Always clean the gel doc tray after use. You can use MilliQ water from the squirt bottle near the gel doc and a Kimwipe to clean the tray of any remaining gel or TAE. Make sure the tray is dry before you leave.
Dispose of the gel in mayo jar. Be sure to label mayo jar with GelRed and Bromophenol blue.
Rinse gel tray and let dry on drying rack above the sink in the gel room.
Interpret your gel.
First, ensure your ladder ran cleanly. You want to see relatively straight and separated lines. Some will have higher feedback when imaging.
Use the ladder to determine the size in basepairs of your DNA samples.
Thermo Fisher GeneRuler 1 kb Ladder, 250-10,000 kbp (ladder we have in the lab)

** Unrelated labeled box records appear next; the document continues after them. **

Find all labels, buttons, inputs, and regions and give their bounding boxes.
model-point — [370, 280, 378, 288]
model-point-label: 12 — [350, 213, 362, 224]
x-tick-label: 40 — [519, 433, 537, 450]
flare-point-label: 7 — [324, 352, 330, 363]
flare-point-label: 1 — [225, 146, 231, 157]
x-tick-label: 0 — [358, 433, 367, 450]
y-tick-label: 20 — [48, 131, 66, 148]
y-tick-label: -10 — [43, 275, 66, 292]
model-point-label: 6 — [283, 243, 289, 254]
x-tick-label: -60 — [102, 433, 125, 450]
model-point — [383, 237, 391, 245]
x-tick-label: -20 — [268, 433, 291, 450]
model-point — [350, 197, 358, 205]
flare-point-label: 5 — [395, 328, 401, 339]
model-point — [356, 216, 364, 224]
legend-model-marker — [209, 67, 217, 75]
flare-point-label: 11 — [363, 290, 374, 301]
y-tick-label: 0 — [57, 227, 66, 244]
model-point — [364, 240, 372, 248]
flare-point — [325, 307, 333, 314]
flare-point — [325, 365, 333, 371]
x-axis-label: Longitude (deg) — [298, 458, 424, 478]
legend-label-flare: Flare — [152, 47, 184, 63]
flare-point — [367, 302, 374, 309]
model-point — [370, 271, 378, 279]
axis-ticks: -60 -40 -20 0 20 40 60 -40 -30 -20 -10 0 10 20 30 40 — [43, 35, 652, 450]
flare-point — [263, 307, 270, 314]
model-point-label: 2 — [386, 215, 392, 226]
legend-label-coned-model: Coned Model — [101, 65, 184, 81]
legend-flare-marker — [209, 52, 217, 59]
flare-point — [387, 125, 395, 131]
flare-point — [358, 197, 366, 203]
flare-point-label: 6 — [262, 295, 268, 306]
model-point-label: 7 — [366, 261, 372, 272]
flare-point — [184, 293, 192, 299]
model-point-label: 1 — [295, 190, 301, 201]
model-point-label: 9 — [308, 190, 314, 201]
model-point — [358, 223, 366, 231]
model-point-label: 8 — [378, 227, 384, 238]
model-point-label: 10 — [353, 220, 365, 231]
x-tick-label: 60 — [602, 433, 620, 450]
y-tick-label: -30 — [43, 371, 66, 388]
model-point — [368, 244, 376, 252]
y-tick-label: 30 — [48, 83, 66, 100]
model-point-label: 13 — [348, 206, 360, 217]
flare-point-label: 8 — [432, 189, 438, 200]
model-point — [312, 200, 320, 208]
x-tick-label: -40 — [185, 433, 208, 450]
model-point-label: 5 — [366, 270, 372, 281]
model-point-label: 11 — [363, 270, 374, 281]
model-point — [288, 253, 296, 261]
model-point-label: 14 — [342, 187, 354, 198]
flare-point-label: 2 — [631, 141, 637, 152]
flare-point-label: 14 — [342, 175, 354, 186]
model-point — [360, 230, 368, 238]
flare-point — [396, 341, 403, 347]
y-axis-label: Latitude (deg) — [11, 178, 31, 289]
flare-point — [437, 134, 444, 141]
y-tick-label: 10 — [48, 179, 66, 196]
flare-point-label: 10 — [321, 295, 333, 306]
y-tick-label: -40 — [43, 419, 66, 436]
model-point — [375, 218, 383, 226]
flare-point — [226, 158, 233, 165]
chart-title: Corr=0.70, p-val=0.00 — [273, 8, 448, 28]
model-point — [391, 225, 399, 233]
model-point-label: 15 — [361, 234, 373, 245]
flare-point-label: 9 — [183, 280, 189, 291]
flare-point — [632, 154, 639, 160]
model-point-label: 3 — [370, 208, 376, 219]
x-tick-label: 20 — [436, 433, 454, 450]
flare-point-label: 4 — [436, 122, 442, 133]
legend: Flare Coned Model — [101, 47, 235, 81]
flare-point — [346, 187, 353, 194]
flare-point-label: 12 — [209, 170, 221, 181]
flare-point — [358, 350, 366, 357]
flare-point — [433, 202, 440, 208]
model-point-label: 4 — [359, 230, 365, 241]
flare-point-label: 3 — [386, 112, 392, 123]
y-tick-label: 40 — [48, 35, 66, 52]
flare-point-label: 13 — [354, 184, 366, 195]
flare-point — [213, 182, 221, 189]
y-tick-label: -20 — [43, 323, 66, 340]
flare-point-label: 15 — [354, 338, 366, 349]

- As shown in the image above, the ladder has 14 distinct bands representing strands of 250 bp at the lowest band to 10,000 bp at the topmost band. What matters most for genomic DNA to be sent for sequencing is ensuring your DNA strands are long enough (> 3,000 bp) to indicate a successful extraction.
Example Gel
2% agarose gel with ladders in the rightmost and leftmost wells, a blank in the second well from the right, and three oyster genomic DNA samples in the remaining wells. This is using a different ladder than the one we have.
Both ladders ran nicely. The bands are mostly spaced out with minimal streaking.
- Note the clustered bands in the ladders for 3,000-20,000 bp
The second well, a blank, contains nothing beyond loading dye. As there was no sample running there, the image shows no DNA present, which is as it should be.
Samples 1 and 2 ran properly- each has a clear distinct line placing them between 3,000-20,000 bp in length (appropriate for genomic DNA). These samples appear to be in a good state for sequencing.
Sample 3, on the other hand, is streaky, indicating that the DNA likely degraded during the electrophoresis process. There is one bright band up near the top in the 3,000-20,000 bp range, which is good, but this sample probably isn’t in the best shape for sequencing.
Troubleshooting
Agarose Percentages
Wavy Sample or Ladder Bands
When removing the combs from a set gel, remove very gently and pull them straight up and out to keep pieces of gel from getting loosened and knocked into the well.
Make sure not to touch the sides of the wells with the pipette tip when adding samples in.
E1 Error on Voltage Machine
The voltage machine may give an “E1” error and will not begin running. When this happens, check that there is enough TAE buffer in the rig such that the ends of the electrodes are submerged. Add more 1X TAE if not.
Also check that electrodes are tightened on each side. The red one on rig 2 tends to get a bit loose.
Streaky Samples
- Your sample may have degraded. Be careful not to leave DNA samples in the fridge for more than 4 or 5 days and try not to thaw and refreeze samples too many times.